I don't recall where I caught the second-hand link, but wherever it was led me to Erin O'Connor's citation of this article by Mark Bauerlein in the Chronicle Review, called "Liberal Groupthink Is Anti-Intellectual." Three guesses what it's about...
In fact, it's a pretty measured and temperate piece, even if it falls back unproblematically into the equation of diversity with so-called "intellectual diversity" of the sort that David Horowitz has been pushing for the past several years. And the slide from surveying "humanities and social science scholars" for their political affiliations to making claims about campuses, colleges, and universities (which, as we know, don't teach the hard sciences, business, engineering, or technology) goes unexamined as well. Nevertheless, Bauerlein's root claim, that there are various fields where conservative thought is basically unwelcome, is fairly accurate.
The secondary claim, however, that there is "an indirect filtering process that runs from graduate school to tenure and beyond," is one that I'd dispute to a degree. The trick at work here is to accuse leftists of being anti-discrimination in theory and discriminatory in practice--fair enough. I'm not so naive as to believe that this doesn't happen, or that there aren't "several conservative intellectuals in the last year who would love an academic post but have given up after years of trying."
Bauerlein cites a Chronicle survey, though, which found that roughly half of those surveyed agreed with the statement that "campuses are havens for left-leaning activists," that "colleges improperly introduce a liberal bias into what they teach." Okay. Setting aside the colossal hubris required to make a statement of that magnitude--which I myself couldn't comfortably make about any school that I've ever studied or taught at--I want to raise a chicken/egg question. Bauerlein, Horowitz, and others who make this argument suggest/assume that universities are a place from which conservatives have been expelled, but I guess I'd suggest that it's at least as relevant to consider campuses as places, as havens, to which these dreaded left-leaners aspire.

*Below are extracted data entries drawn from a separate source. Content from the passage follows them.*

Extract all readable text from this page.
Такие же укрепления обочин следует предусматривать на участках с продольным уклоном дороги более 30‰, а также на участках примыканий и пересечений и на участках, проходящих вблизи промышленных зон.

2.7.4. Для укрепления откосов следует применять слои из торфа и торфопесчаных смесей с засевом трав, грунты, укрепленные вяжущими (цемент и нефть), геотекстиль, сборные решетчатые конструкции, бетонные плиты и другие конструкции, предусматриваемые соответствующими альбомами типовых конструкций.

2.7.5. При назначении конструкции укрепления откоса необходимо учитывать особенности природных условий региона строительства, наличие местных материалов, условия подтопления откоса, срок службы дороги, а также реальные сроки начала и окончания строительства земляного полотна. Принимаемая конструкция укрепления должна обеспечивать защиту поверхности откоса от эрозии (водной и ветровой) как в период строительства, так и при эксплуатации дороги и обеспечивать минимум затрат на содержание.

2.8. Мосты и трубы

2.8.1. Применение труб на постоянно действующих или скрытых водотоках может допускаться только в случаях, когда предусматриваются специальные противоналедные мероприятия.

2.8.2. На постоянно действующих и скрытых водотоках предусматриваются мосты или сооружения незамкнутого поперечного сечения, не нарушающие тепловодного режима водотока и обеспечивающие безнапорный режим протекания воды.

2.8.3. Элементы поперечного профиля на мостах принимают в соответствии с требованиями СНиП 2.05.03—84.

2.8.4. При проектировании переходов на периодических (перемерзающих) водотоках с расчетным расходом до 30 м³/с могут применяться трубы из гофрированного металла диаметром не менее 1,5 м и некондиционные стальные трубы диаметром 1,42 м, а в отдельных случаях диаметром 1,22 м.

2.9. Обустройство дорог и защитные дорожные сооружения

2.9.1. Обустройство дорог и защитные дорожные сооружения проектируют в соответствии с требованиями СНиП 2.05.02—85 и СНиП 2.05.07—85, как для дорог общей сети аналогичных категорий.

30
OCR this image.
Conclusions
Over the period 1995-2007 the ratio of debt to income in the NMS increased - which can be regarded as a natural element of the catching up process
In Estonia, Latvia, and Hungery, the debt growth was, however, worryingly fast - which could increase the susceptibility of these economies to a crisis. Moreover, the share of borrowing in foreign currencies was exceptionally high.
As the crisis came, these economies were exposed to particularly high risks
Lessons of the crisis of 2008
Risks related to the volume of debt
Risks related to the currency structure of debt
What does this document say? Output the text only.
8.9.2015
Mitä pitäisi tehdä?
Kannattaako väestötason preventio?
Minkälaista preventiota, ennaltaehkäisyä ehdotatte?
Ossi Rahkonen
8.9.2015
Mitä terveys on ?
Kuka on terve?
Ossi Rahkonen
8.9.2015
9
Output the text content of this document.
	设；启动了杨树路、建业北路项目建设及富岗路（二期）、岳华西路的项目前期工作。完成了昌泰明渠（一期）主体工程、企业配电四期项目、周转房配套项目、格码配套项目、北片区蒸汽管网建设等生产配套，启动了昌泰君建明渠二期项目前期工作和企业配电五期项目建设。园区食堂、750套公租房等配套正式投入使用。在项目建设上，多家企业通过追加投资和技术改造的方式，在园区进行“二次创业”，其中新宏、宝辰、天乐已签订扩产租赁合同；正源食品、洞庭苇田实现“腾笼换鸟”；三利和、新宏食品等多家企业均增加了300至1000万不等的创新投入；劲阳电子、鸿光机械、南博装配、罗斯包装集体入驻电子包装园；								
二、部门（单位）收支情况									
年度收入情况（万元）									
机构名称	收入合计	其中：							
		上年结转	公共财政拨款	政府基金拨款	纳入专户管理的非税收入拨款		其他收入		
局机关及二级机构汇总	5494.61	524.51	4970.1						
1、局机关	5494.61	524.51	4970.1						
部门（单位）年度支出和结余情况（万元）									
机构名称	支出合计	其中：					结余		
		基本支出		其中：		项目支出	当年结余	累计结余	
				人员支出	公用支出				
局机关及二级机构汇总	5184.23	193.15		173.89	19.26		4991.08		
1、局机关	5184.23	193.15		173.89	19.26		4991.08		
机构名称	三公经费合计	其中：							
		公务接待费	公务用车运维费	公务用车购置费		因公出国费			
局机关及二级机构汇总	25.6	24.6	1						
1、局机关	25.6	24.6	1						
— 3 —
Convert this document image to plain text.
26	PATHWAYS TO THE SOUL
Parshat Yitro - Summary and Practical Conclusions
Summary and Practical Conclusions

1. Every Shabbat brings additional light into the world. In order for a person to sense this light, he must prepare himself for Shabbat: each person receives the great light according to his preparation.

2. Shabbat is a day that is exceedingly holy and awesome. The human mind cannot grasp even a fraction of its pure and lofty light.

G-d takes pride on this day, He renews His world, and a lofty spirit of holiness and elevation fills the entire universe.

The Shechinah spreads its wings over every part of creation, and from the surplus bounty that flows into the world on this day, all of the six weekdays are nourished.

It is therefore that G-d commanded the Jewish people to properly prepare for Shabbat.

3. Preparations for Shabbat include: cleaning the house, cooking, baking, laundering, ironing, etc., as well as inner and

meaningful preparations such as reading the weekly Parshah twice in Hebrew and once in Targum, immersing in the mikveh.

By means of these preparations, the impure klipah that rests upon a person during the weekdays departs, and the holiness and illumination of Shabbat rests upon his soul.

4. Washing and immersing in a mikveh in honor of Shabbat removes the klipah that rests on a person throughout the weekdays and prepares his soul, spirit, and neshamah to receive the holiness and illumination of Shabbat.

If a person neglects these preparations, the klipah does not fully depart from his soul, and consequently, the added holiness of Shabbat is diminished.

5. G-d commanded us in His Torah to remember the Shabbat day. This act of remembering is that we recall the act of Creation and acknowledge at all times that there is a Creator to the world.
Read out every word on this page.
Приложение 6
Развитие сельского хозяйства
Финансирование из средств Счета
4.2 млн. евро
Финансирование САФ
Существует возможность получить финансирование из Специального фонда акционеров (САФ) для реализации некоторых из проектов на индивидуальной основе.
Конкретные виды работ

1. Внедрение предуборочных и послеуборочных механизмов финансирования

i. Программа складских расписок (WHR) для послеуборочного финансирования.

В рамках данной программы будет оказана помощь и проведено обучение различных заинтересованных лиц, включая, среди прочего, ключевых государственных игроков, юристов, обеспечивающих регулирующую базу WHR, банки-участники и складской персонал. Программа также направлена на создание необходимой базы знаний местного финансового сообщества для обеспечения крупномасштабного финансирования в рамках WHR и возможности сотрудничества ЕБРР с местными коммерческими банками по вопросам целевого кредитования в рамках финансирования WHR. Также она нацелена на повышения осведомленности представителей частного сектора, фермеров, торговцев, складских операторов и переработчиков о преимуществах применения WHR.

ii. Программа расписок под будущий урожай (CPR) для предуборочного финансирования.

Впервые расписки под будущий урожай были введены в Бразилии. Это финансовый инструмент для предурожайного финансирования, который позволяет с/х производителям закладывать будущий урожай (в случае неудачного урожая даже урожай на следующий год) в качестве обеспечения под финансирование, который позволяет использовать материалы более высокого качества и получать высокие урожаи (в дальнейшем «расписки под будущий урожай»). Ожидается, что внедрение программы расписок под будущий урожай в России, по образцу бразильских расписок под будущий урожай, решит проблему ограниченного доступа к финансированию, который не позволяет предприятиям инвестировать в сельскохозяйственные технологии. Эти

Why is this an important point? Because, contra Bauerlein, this process doesn't begin in graduate school. By the time students arrive in my courses, they're adults, albeit young adults, but they have a full set of values that steer them towards particular fields--they've been raised in a society where the hierarchy of values is pretty clear, and they don't need to see the comparative salaries of assistant professors to know which departments, programs, or careers are most compatible with their value set. I'm not arguing that those of us who are less than economically rational about our career choices are any more noble, or any better for that matter, than anyone else, but I think it safe to surmise that I may hold values more similar to those of my immediate colleagues than they are to, say, those of the faculty in the business school. I suspect that someone with my beliefs would feel just as out of place there as someone with conservative beliefs might feel in an English department. But then, that's hard to say, because Horowitz didn't include them in his survey.
I don't disagree with all that much of this essay in one sense. I do think it's important for students at every level to be party to asking questions rather than assuming answers, and I do acknowledge that there are fields where the latter happens more often than perhaps it should. But to paraphrase O'Connor's prior post, "I won't deny that such schools and such attitudes exist--but I will say that it's wrong to stereotype [higher education] and the [faculty] who [populate it] in such narrowly rigid ways." And to do so in the name of diversity is to misunderstand intentionally that particular ideal, in a way that elevates the stereotypes of conservatism and liberalism to the level of knowledge, an elevation that Bauerlein rightly, I think, recognizes as anti-intellectual.